Just read the master Smith tests and that is about on par with how I test my knives with the exception of a 90 degree bend test. I have tested many to destruction. Couldn't find any sword specific tests.

  • 4 weeks later...
  • Author

This is where I'm at. How would you guys go about a handle, keeping in mind I will be peening the pomel on. I had considered dowel risers wrapped in some braided line wrapped in leather. Suggestions?

20181117_071035.jpg

  • 2 months later...
  • Author

Finally done. Thanks for all the help and the twisted wire wrap suggestion. I never held a sword before making one and now have a great respect for this weapon of war.

20190118_183325.jpg

OK now for the interrogation:   what's the total weight and where is the balance point?  The grip looks long was it intended to be a hand and a half?

  • Author

Best estimate on the weight is 2.5 - 3 lbs and the balance point is 1.5" forward of the guard. It is intended to be a hand and a half short sword. 

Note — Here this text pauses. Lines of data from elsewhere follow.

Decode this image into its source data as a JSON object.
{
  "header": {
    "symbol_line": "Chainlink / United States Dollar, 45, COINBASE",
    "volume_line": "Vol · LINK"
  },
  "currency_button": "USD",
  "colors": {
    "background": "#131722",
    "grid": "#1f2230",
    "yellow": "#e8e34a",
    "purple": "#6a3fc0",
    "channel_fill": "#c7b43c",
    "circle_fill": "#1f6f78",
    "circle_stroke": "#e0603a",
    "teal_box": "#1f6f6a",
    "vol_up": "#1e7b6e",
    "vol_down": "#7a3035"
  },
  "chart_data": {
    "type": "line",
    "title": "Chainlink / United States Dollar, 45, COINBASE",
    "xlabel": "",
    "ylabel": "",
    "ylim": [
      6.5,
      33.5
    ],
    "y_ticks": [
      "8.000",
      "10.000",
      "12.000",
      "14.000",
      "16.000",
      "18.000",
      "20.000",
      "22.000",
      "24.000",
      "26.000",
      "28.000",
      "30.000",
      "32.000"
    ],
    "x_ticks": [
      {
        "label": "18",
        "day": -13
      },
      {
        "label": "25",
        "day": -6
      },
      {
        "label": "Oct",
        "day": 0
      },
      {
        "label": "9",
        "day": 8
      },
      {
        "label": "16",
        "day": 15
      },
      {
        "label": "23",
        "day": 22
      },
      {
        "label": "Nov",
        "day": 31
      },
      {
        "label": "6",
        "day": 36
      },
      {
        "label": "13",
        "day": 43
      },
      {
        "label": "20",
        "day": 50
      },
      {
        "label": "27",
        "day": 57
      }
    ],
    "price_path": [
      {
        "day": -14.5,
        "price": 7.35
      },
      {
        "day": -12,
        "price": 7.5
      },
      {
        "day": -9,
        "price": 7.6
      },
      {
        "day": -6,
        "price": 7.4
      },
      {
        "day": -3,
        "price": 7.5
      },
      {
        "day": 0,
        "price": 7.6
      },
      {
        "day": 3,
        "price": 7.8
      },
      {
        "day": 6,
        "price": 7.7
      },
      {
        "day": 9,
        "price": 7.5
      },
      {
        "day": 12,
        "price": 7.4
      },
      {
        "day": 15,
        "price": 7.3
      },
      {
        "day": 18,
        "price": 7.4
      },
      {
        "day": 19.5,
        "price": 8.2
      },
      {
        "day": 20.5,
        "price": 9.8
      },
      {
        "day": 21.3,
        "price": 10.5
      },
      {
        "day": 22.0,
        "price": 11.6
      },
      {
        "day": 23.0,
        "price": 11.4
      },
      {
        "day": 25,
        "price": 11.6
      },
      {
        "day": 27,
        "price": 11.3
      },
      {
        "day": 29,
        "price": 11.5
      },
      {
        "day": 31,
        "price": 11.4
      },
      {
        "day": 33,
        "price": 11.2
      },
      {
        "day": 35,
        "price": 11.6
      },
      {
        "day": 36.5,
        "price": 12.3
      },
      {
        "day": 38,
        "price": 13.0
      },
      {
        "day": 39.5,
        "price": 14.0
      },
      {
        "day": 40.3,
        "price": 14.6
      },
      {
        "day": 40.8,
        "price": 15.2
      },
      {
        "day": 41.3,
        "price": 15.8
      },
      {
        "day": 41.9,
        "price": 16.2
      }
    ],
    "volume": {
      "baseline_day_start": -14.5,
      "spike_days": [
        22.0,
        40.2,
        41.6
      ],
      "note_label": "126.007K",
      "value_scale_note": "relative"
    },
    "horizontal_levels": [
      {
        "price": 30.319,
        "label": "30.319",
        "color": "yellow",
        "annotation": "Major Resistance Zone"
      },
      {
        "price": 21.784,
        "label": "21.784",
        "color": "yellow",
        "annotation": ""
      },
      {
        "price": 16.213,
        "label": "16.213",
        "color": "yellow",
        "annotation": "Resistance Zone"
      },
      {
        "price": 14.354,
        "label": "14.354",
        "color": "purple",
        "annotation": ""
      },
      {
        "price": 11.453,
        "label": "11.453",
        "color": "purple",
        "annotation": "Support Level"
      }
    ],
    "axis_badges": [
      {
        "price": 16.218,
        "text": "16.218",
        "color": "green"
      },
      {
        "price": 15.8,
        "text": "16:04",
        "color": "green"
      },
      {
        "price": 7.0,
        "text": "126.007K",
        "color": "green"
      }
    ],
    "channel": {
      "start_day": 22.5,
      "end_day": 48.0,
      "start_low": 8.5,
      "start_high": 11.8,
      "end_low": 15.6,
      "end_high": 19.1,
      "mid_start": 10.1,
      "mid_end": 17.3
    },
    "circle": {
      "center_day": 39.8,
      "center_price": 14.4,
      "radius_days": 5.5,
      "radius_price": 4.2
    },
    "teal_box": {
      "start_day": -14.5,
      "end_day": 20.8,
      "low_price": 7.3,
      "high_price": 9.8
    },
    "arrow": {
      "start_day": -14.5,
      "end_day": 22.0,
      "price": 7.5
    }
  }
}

A chopper!   Weight forward and it's on the heavy end.   Good practice blade.  Got a pell?

You'll like using it more if the handle weren't tapered back to the pomel. 

Looks pretty good.

Frosty The Lucky.

  • Author

I've never heard of  a pell until now, but i will deffinatly be making one outdoors this spring. The blade is heavy but is incredibly sharp. All you can feel is the flex when blowing through frozen milk jugs of water. 

I had planned on making a riser between the upper and lower portions of handle but ultimately went with the strongest and most simple way I could.